Bob sensed, rather than saw, the flurry of motion as Zarzi, his brother, two children, and about ten Secret Service agents and bodyguards spilled from the restaurant in a sloppy formation, the two brothers chatting animatedly, as if none of this security drama were surrounding them. Ibrahim, of course, had to show off. He dawdled in plain sight, holding the hands of two of the younger children, laughing at old memories of childhood with his brother Asa. He refused to move, out of some polo athlete’s macho instinct by which he dared the universe to destroy him if it had the nerve, while around him the Secret Service people ground molars to powder, looked feverishly this way and that for signs of movement or action, saw only the pedestrian and the banal, the expected, the normal, the dreary: a homeless man far down one block, a flock of pigeons on the park lawn, a hip-looking
couple across the street, a garbage truck pulling out of an alley in the next block, a cab on a cross street, nothing to—

Bob thought:
Wrong. Something wrong. What is wrong with this picture? What is—

Jesus Christ,
in thoughts so fast they defied the words that tried to catch up with them,
what the fuck is that garbage truck doing there?

BACK ALLEY

JUST OFF THE SHOOT ZONE

THE 1300 BLOCK OF ST. PAUL STREET

MOUNT VERNON DISTRICT

BALTIMORE, MARYLAND

1558 HOURS

Romy Dawkins lifted the can to hoist it into 144’s dumper bin, and that’s when he saw him.

“Hey,” he called to Larry and Antwan, “hey, there’s a guy here.”

The man lay behind the row of cans, facedown, evidently passed out or dead.

Antwan came over, and then Larry climbed down from the cab. As crew supervisor and driver of the big truck, this was not welcome news. They still had half the route to go, there was some big traffic tie-up in the blocks ahead, and now they had to deal with a drunk.

“Fuck,” he said. “Kick ’im, see if it gets him up.”

Antwan drove a heavy boot into the figure, who groaned, stirred, then settled back.

“He’s out, boss,” said Antwan.

“Okay,” said Larry, “nothing we can do.

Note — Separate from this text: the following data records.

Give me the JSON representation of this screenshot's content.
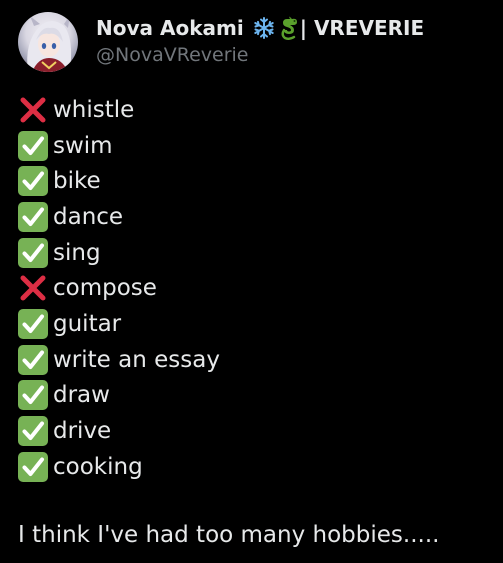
{
  "user": {
    "display_name": "Nova Aokami",
    "name_suffix": "| VREVERIE",
    "handle": "@NovaVReverie"
  },
  "list": [
    {
      "mark": "cross-icon",
      "text": "whistle"
    },
    {
      "mark": "check-icon",
      "text": "swim"
    },
    {
      "mark": "check-icon",
      "text": "bike"
    },
    {
      "mark": "check-icon",
      "text": "dance"
    },
    {
      "mark": "check-icon",
      "text": "sing"
    },
    {
      "mark": "cross-icon",
      "text": "compose"
    },
    {
      "mark": "check-icon",
      "text": "guitar"
    },
    {
      "mark": "check-icon",
      "text": "write an essay"
    },
    {
      "mark": "check-icon",
      "text": "draw"
    },
    {
      "mark": "check-icon",
      "text": "drive"
    },
    {
      "mark": "check-icon",
      "text": "cooking"
    }
  ],
  "footer_text": "I think I've had too many hobbies.....",
  "colors": {
    "background": "#000000",
    "text": "#e7e9ea",
    "muted": "#71767b",
    "check_bg": "#77b255",
    "cross": "#dd2e44"
  }
}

I’ll call the cops, and we go on. We got a route to finish.”

“He could—”

“Let the cops worry about it,” said Larry. “It’s their job.”

At that point, the collapsed man rolled over. He held a dark automatic pistol in one hand.

“Okay,” he said, “I will hurt you if I have to, but that’s not the point. You do what I say, you get out clean. You fight me, you go home in a box.”

He was sort of Asian, semi-Asian you might say, with no accent whatsoever, very hard, sharp dark eyes and a demeanor that suggested he meant what he said. He connected with a lot of kung fu and
Hong Kong shoot-’em-ups most of the trashmen had seen on DVD. He looked like Chow Yun-Fat in
The Killer,
only for real and really pissed off.